Dopo che Alberto Contador (Astana) aveva rifilato una botta pesante a tutti gli altri pretendenti alla Maglia Gialla di Parigi, (con il suo compagno-rivale Lance Armstrong in primis), vincendo in solitaria sull’arrivo in salita della 15°Tappa, la Pontarlier-Verbier e conquistando il simbolo del primato, strappandolo al pur bravo Rinaldo Nocentini (Ag2R – La Mondiale), nella 16°tappa, la Martigny-Bourg Saint Maurice di 159 km, si attendeva una forte reazione da parte dei rivali dello spagnolo. La reazione c’è stata, ma non è stata molto efficace. La tappa è vissuta sul solito copione delle tappe di montagna al Tour. Due corse : quella per la conquista della frazione e quella per la Maglia Gialla. La prima si è sviluppata sulla prima delle due erte di giornata, il Gran San Bernardo, colle di Hors Categoriè. All’attacco il nostro Franco Pellizotti (Liquigas), a cerca di punti pesanti per difendere e consolidare la sua Maglia a Pois di Leader della Classifica del Gran Premio della Montagna ed il russo Vladimir Karpets (Katiusha), che prova a rimontare posizioni in classifica. Pellizotti passa per primo sul colle ed i due in discesa vengono raggiunti da una ventina di corridori, tra i quali due rivali diretti del "Pelli" per la corsa alla Maglia a Pois : lo spagnolo Egoi Martinez (Euskaltel-Euskadi) ed il francese Pierrick Fedrigo (Bouygues Telecom). Sull’ultima cima, il Piccolo San Bernardo, restano in quattro. Pellizotti, lo spagnolo Astarloza (Euskaltel-Euskadi), il belga Van Den Broeck (Silence-Lotto) ed il francese Moinard (Cofidis). I quattro nella discesa che porta al traguardo mantengono un lieve vantaggio (attorno ai 10") su un altro gruppetto, formato dai francesi Fedrigo, Casar (Française des Jeux) e Goubert (Ag2r – La Mondiale) e dal compagno di squadra di Goubert, l’irlandese Roche. Ma ai 2,2 km dall’arrivo Astarloza piazza uno scatto che lascia i suoi compagni di fuga incapaci di reagire e gli consente di vincere la tappa. Secondo e terzo, a 6" da Astarloza, arrivano i francesi Casar e Fedrigo che proprio in prossimità dell’ultimo chilometro, con il loro gruppetto, erano riusciti ad agganciare Pellizotti. Van Den Broeck e Moinard.
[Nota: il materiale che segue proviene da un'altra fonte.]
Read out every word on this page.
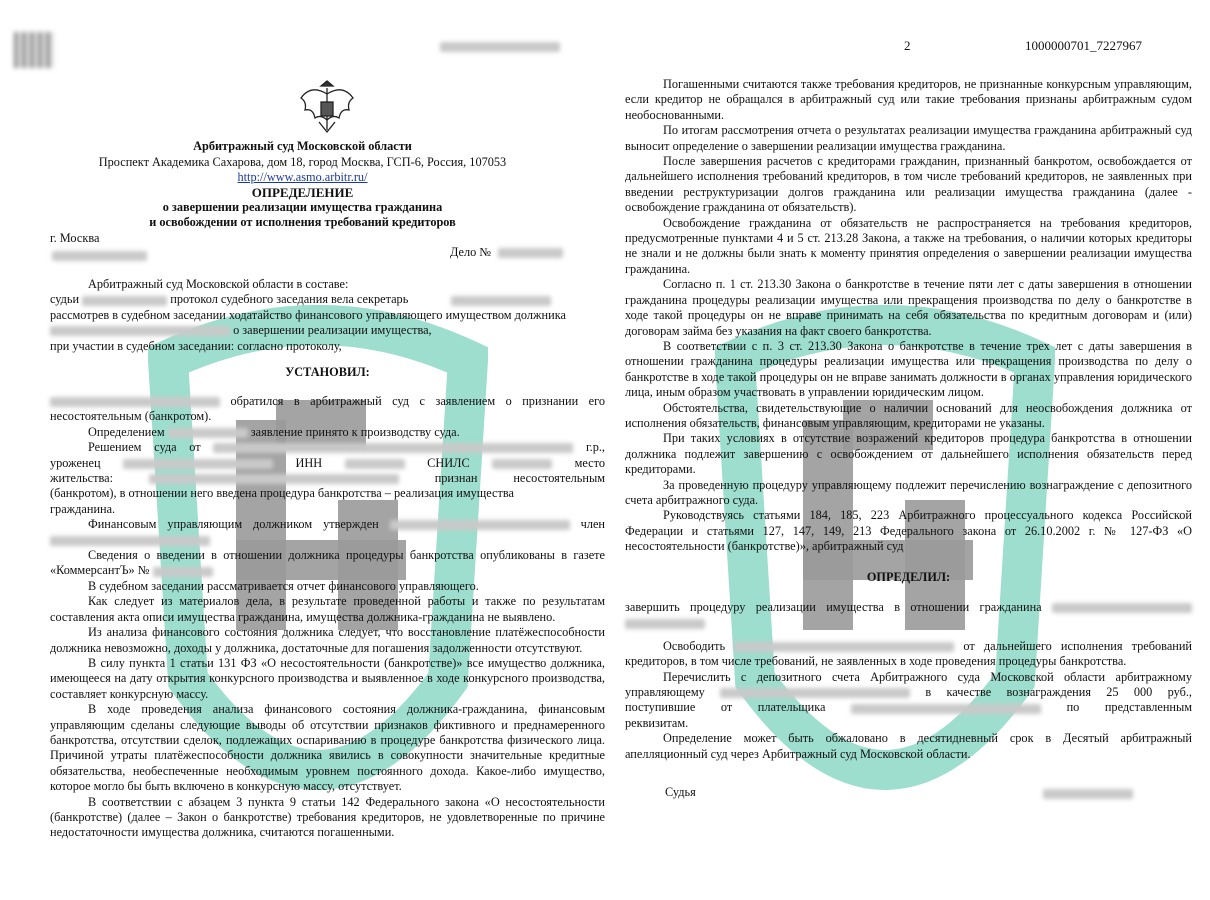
Арбитражный суд Московской области
Проспект Академика Сахарова, дом 18, город Москва, ГСП-6, Россия, 107053
http://www.asmo.arbitr.ru/
ОПРЕДЕЛЕНИЕ
о завершении реализации имущества гражданина
и освобождении от исполнения требований кредиторов
г. Москва
Дело №
Арбитражный суд Московской области в составе:
судьи	протокол судебного заседания вела секретарь
рассмотрев в судебном заседании ходатайство финансового управляющего имуществом должника
о завершении реализации имущества,
при участии в судебном заседании: согласно протоколу,
УСТАНОВИЛ:
обратился в арбитражный суд с заявлением о признании его
несостоятельным (банкротом).
Определением	заявление принято к производству суда.
Решением суда от	г.р.,
уроженец	ИНН	СНИЛС	место
жительства:	признан несостоятельным
(банкротом), в отношении него введена процедура банкротства – реализация имущества
гражданина.
Финансовым управляющим должником утвержден	член
Сведения о введении в отношении должника процедуры банкротства опубликованы в газете «КоммерсантЪ» №
В судебном заседании рассматривается отчет финансового управляющего.
Как следует из материалов дела, в результате проведенной работы и также по результатам составления акта описи имущества гражданина, имущества должника-гражданина не выявлено.
Из анализа финансового состояния должника следует, что восстановление платёжеспособности должника невозможно, доходы у должника, достаточные для погашения задолженности отсутствуют.
В силу пункта 1 статьи 131 ФЗ «О несостоятельности (банкротстве)» все имущество должника, имеющееся на дату открытия конкурсного производства и выявленное в ходе конкурсного производства, составляет конкурсную массу.
В ходе проведения анализа финансового состояния должника-гражданина, финансовым управляющим сделаны следующие выводы об отсутствии признаков фиктивного и преднамеренного банкротства, отсутствии сделок, подлежащих оспариванию в процедуре банкротства физического лица. Причиной утраты платёжеспособности должника явились в совокупности значительные кредитные обязательства, необеспеченные необходимым уровнем постоянного дохода. Какое-либо имущество, которое могло бы быть включено в конкурсную массу, отсутствует.
В соответствии с абзацем 3 пункта 9 статьи 142 Федерального закона «О несостоятельности (банкротстве) (далее – Закон о банкротстве) требования кредиторов, не удовлетворенные по причине недостаточности имущества должника, считаются погашенными.
2	1000000701_7227967
Погашенными считаются также требования кредиторов, не признанные конкурсным управляющим, если кредитор не обращался в арбитражный суд или такие требования признаны арбитражным судом необоснованными.
По итогам рассмотрения отчета о результатах реализации имущества гражданина арбитражный суд выносит определение о завершении реализации имущества гражданина.
После завершения расчетов с кредиторами гражданин, признанный банкротом, освобождается от дальнейшего исполнения требований кредиторов, в том числе требований кредиторов, не заявленных при введении реструктуризации долгов гражданина или реализации имущества гражданина (далее - освобождение гражданина от обязательств).
Освобождение гражданина от обязательств не распространяется на требования кредиторов, предусмотренные пунктами 4 и 5 ст. 213.28 Закона, а также на требования, о наличии которых кредиторы не знали и не должны были знать к моменту принятия определения о завершении реализации имущества гражданина.
Согласно п. 1 ст. 213.30 Закона о банкротстве в течение пяти лет с даты завершения в отношении гражданина процедуры реализации имущества или прекращения производства по делу о банкротстве в ходе такой процедуры он не вправе принимать на себя обязательства по кредитным договорам и (или) договорам займа без указания на факт своего банкротства.
В соответствии с п. 3 ст. 213.30 Закона о банкротстве в течение трех лет с даты завершения в отношении гражданина процедуры реализации имущества или прекращения производства по делу о банкротстве в ходе такой процедуры он не вправе занимать должности в органах управления юридического лица, иным образом участвовать в управлении юридическим лицом.
Обстоятельства, свидетельствующие о наличии оснований для неосвобождения должника от исполнения обязательств, финансовым управляющим, кредиторами не указаны.
При таких условиях в отсутствие возражений кредиторов процедура банкротства в отношении должника подлежит завершению с освобождением от дальнейшего исполнения обязательств перед кредиторами.
За проведенную процедуру управляющему подлежит перечислению вознаграждение с депозитного счета арбитражного суда.
Руководствуясь статьями 184, 185, 223 Арбитражного процессуального кодекса Российской Федерации и статьями 127, 147, 149, 213 Федерального закона от 26.10.2002 г. № 127-ФЗ «О несостоятельности (банкротстве)», арбитражный суд
ОПРЕДЕЛИЛ:
завершить процедуру реализации имущества в отношении гражданина
Освободить	от дальнейшего исполнения требований
кредиторов, в том числе требований, не заявленных в ходе проведения процедуры банкротства.
Перечислить с депозитного счета Арбитражного суда Московской области арбитражному
управляющему	в качестве вознаграждения 25 000 руб.,
поступившие от плательщика	по представленным
реквизитам.
Определение может быть обжаловано в десятидневный срок в Десятый арбитражный апелляционный суд через Арбитражный суд Московской области.
Судья
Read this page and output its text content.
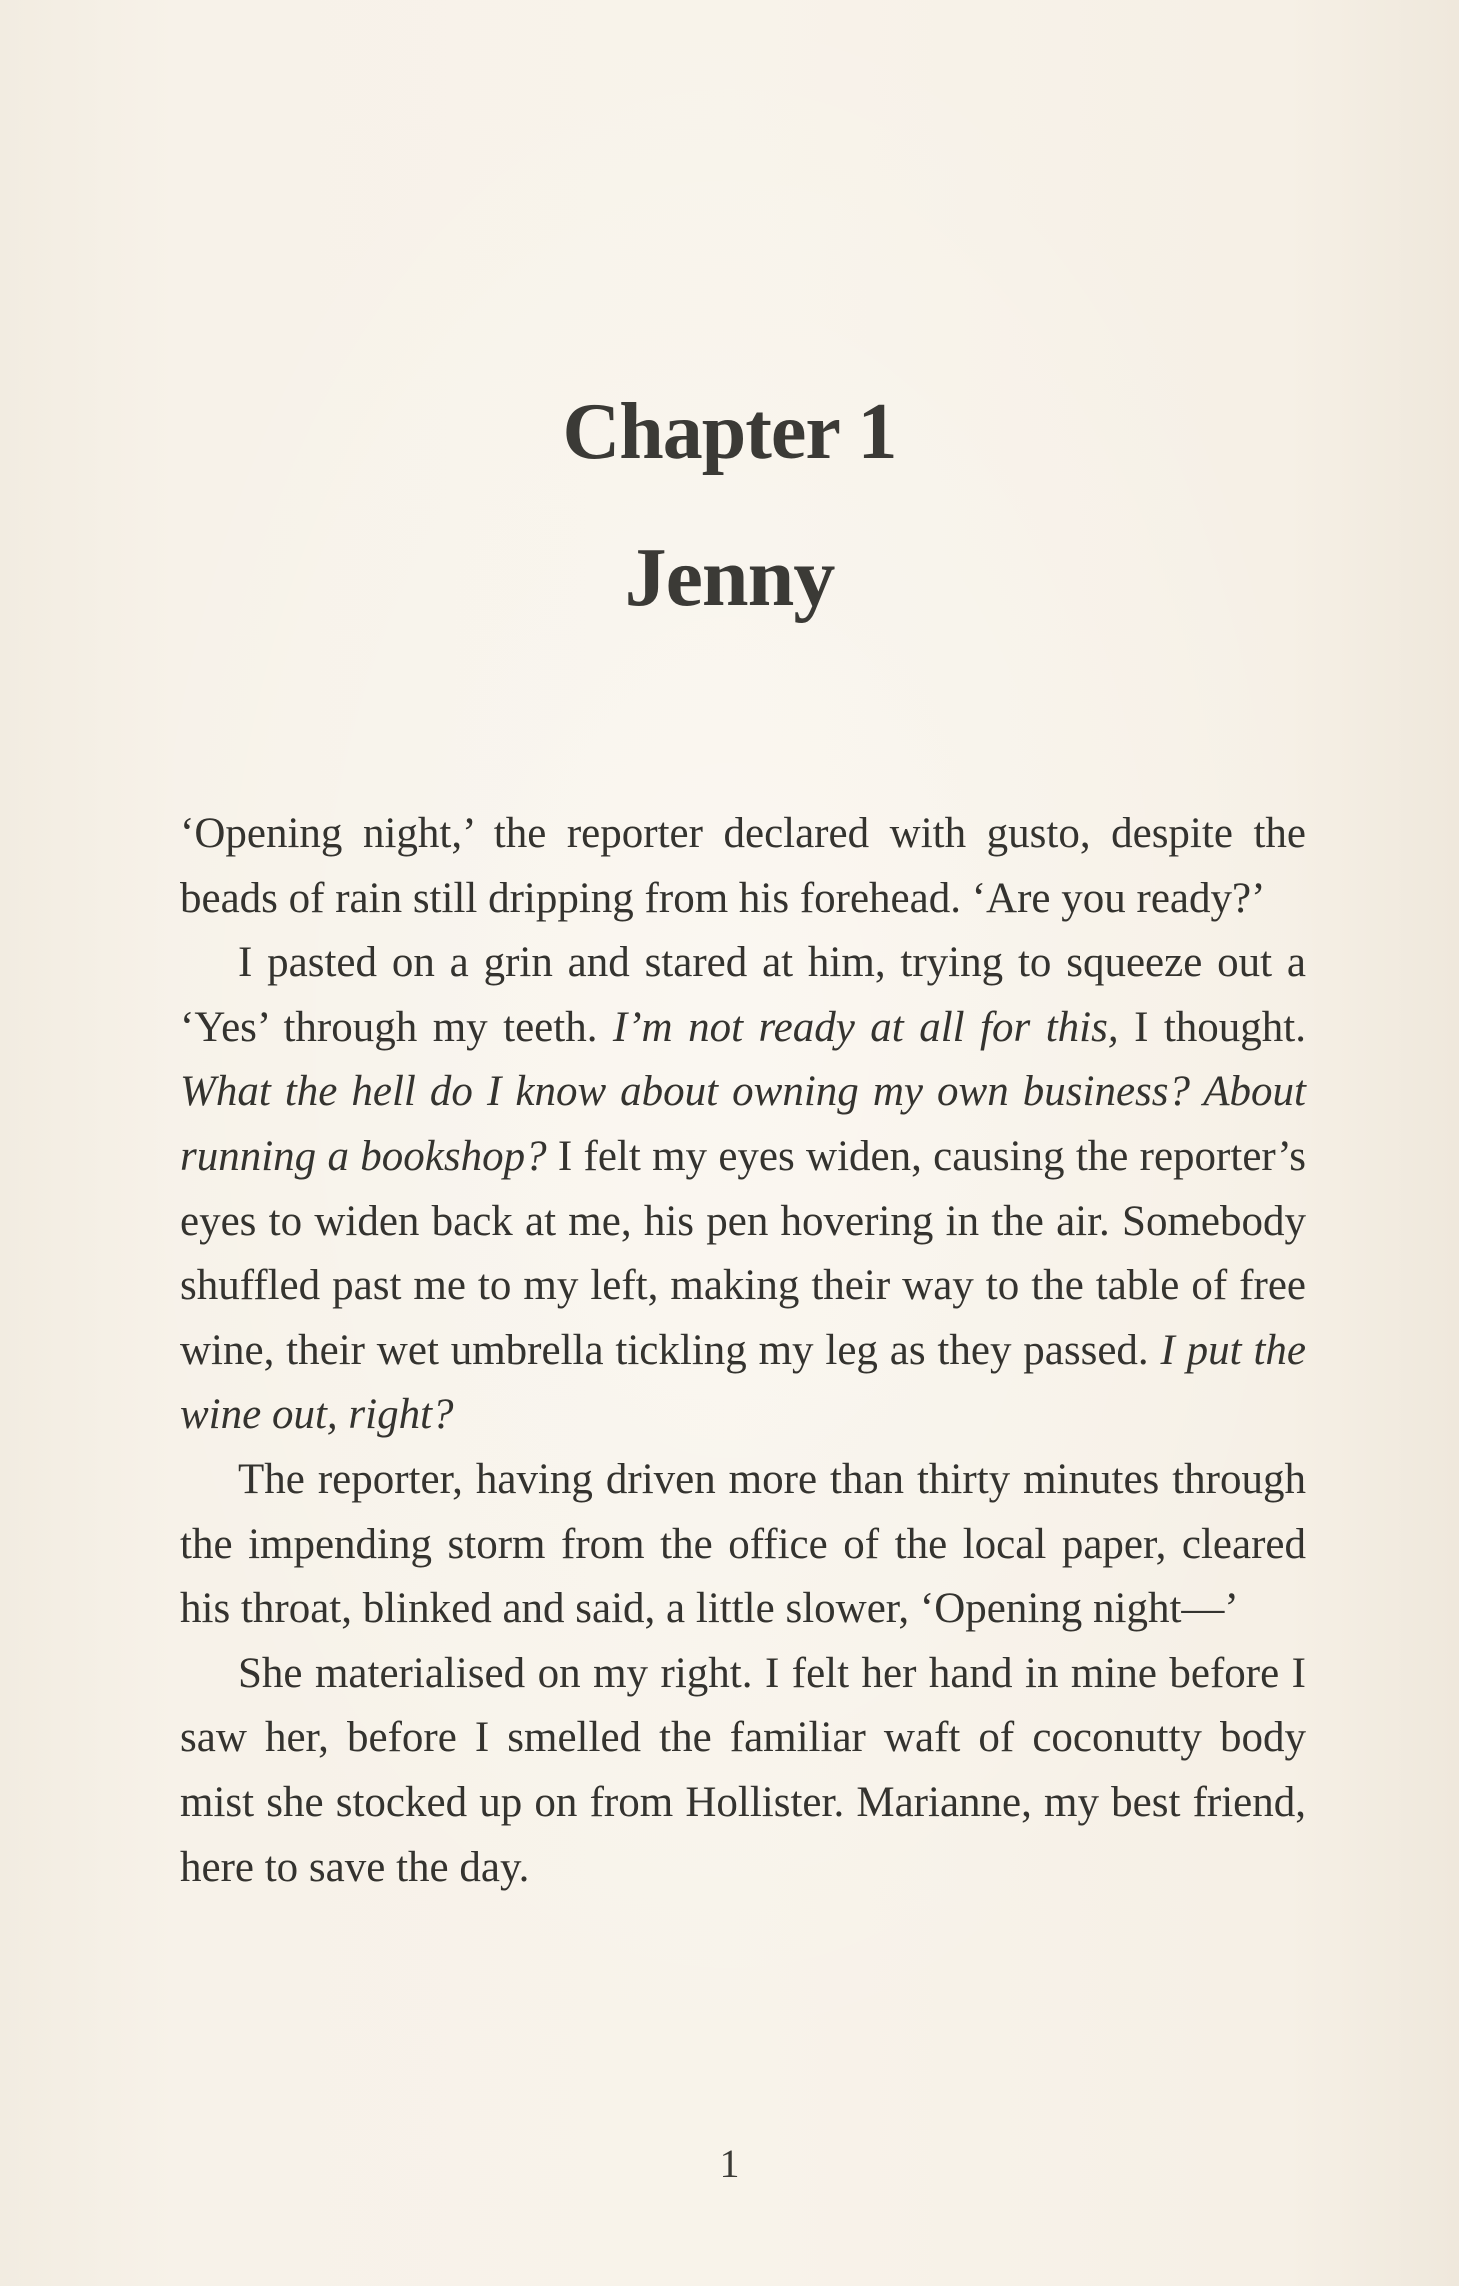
Chapter 1
Jenny

‘Opening night,’ the reporter declared with gusto, despite the beads of rain still dripping from his forehead. ‘Are you ready?’

I pasted on a grin and stared at him, trying to squeeze out a ‘Yes’ through my teeth. I’m not ready at all for this, I thought. What the hell do I know about owning my own business? About running a bookshop? I felt my eyes widen, causing the reporter’s eyes to widen back at me, his pen hovering in the air. Somebody shuffled past me to my left, making their way to the table of free wine, their wet umbrella tickling my leg as they passed. I put the wine out, right?

The reporter, having driven more than thirty minutes through the impending storm from the office of the local paper, cleared his throat, blinked and said, a little slower, ‘Opening night—’

She materialised on my right. I felt her hand in mine before I saw her, before I smelled the familiar waft of coconutty body mist she stocked up on from Hollister. Marianne, my best friend, here to save the day.

1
Il "Delfino" di Bibione però si può consolare, perchè con i 50 punti conquistati oggi, passando per primo sia sul Gran San Bernardo che sul Piccolo San Bernardo, è ormai ad un passo dalla vittoria della speciale classifica dei Gpm.
Per quanto riguarda la lotta tra i "big" della classifica, Andy Schleck (Saxo Bank) ha acceso le miccie sul Piccolo San Bernardo con un attacco, ma sia Contador che un grande Vincenzo Nibali (Liquigas) che un sempre più sorprendente Bradley Wiggins (Garmin) hanno risposto prontamente. Lance Armstrong, inizialmente stacccato, è riuscito a rimontare, più con l’orgoglio che con le gambe, i 30" inizialmente presi dal gruppetto Contador, riusciando a riportarsi sui primi proprio nella prossimità dello scollinamento, mentre Carlos Sastre (Cervèlo), anche lui inizialmente staccato, è riuscito a rientrare in discesa. Il gruppo di Contador, regolato dal francese Moreau(Agritubel), è giunto con 59" di distacco da Astarloza, che quindi ha recuperato diverse posizioni in classifica. Il vero sconfitto di giornata, però, fa Cadel di nome ed Evans di cognome. L’australiano, capitano della Silence-Lotto, secondo al Tour nel 2007 e nel 2008, è andato in crisi sul Piccolo San Bernardo ed è arrivato sul traguardo di Bourg-Saint Maurice con 3’55" da Astarloza, ovverosia con quasi 3′ di distacco dai migliori. Per lui addio speranze di terzo podio consecutivo. Domani va in scena il vero tappone del Tour. 17°tappa, da Bourg-Saint Maurice a Le Grand Bornard, di 169,5 km, con 5 Gpm : uno di seconda categoria, la Cote d’Araches, e quattro di prima : nell’ordine, il Cormet de Roselend, il Col de Saisies, il Col de Romme e, soprattutto, il Col de La Colombière, situato a 15 km dall’arrivo. Domani, c’è tanto, ma tanto spazio, per chi ha le gambe per opporsi alla leadership di Alberto Contador.
 
Nella foto (Fonte : www.gazzetta.it), l’arrivo vincente di Astarloza a Bourg-Saint Maurice
 
 
Classifica (Fonte : www.letour.fr) dopo 16 tappe:
1. CONTADOR Alberto 21 ASTANA 67h 33′ 15"  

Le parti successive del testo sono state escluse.